Only wire transfers to and from foreign-exchange accounts, also known as domiciliary accounts, are now allowed, the Abuja-based Central Bank of Nigeria said in a statement on its website last week.
The move it said would help “efforts to stop illicit financial flows in the Nigerian banking system.
“The central bank is doing all it can to control demand for dollars,” Sewa Wusu, head of research at Sterling Capital Markets Ltd., said by phone from Lagos.
“It sends another signal to the market that the CBN is assertive and determined to ensure there are no arbitrage opportunities,” he said.
The ban is the latest in a series of controls to support the naira amid a more-than-50 per cent slump over the past year in the price of oil, responsible for about 90 per cent of Nigeria’s export earnings, and save the country’s reserves, down one-fifth to $31.6 billion since the end of September.

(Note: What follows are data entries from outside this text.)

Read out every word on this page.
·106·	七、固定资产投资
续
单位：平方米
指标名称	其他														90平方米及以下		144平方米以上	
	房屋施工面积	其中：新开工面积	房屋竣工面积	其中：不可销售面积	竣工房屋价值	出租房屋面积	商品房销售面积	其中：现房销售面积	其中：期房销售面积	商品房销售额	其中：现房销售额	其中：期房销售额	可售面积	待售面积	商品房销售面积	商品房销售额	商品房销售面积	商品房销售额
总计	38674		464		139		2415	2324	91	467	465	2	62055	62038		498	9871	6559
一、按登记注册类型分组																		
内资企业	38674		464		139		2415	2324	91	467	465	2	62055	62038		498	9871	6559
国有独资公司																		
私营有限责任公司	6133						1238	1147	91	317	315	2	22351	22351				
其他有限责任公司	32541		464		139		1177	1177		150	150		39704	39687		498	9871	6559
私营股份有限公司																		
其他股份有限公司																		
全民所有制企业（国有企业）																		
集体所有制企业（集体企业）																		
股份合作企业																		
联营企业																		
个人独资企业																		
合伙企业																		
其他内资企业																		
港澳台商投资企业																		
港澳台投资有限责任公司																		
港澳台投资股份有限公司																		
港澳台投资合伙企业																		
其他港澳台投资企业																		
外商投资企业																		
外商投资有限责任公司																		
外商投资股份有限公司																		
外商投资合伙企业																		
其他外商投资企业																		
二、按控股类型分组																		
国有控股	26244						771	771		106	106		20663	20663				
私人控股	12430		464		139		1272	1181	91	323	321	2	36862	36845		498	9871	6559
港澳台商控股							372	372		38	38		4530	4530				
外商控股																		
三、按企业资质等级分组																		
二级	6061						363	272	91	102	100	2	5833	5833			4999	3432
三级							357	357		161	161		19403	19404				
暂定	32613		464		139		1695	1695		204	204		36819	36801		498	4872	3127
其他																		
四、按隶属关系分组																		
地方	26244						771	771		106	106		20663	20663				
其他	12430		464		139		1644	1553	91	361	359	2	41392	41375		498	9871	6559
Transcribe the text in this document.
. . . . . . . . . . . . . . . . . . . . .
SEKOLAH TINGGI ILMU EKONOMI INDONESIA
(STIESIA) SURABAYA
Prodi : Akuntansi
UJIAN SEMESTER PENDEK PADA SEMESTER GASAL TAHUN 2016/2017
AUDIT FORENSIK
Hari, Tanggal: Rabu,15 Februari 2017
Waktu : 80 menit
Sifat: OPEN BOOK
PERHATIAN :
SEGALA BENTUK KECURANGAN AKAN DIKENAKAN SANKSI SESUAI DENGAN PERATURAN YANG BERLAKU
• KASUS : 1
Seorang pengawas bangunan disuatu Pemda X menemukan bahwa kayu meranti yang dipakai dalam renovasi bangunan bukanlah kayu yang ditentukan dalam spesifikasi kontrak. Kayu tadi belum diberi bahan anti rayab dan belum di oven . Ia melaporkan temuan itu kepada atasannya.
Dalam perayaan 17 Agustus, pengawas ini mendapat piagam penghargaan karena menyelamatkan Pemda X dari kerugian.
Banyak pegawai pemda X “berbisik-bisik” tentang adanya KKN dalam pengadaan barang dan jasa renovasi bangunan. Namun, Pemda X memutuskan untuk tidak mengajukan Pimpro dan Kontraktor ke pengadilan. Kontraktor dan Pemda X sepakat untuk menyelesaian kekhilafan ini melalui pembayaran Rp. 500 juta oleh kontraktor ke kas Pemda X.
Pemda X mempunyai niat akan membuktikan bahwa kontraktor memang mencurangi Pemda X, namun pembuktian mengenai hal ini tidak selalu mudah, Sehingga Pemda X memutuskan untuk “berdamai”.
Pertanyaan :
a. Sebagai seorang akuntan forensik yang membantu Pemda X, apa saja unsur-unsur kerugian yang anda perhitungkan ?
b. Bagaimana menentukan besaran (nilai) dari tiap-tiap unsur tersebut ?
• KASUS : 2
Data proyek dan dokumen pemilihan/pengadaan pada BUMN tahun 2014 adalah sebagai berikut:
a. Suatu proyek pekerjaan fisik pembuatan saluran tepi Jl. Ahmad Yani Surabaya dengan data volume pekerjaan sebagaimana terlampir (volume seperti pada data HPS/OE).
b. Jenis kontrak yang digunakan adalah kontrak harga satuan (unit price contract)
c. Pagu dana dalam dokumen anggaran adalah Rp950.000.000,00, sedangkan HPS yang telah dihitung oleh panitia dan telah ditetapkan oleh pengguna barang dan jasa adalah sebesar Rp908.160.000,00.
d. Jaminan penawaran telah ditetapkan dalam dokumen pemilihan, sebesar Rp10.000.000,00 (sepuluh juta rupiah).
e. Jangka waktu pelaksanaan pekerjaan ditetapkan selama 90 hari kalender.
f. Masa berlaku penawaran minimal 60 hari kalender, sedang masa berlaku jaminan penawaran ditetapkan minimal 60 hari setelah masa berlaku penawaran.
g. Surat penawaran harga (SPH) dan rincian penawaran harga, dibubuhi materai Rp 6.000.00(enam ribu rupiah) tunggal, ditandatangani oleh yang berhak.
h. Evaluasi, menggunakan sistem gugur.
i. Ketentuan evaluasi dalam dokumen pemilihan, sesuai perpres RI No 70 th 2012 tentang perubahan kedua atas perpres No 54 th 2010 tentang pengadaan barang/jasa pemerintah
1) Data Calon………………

Governor Godwin Emefiele in June stopped importers of about 40 types of goods, including furniture, textiles and rice, from accessing official foreign-currency channels, leaving many to use illegal markets.
Some Nigerian banks including Guaranty Trust Bank Plc and Fidelity Bank Plc sent messages to customers at the weekend informing them that they will no longer accept foreign currency deposits in cash, citing large volumes of such funds in their vaults which they can’t place with the central bank.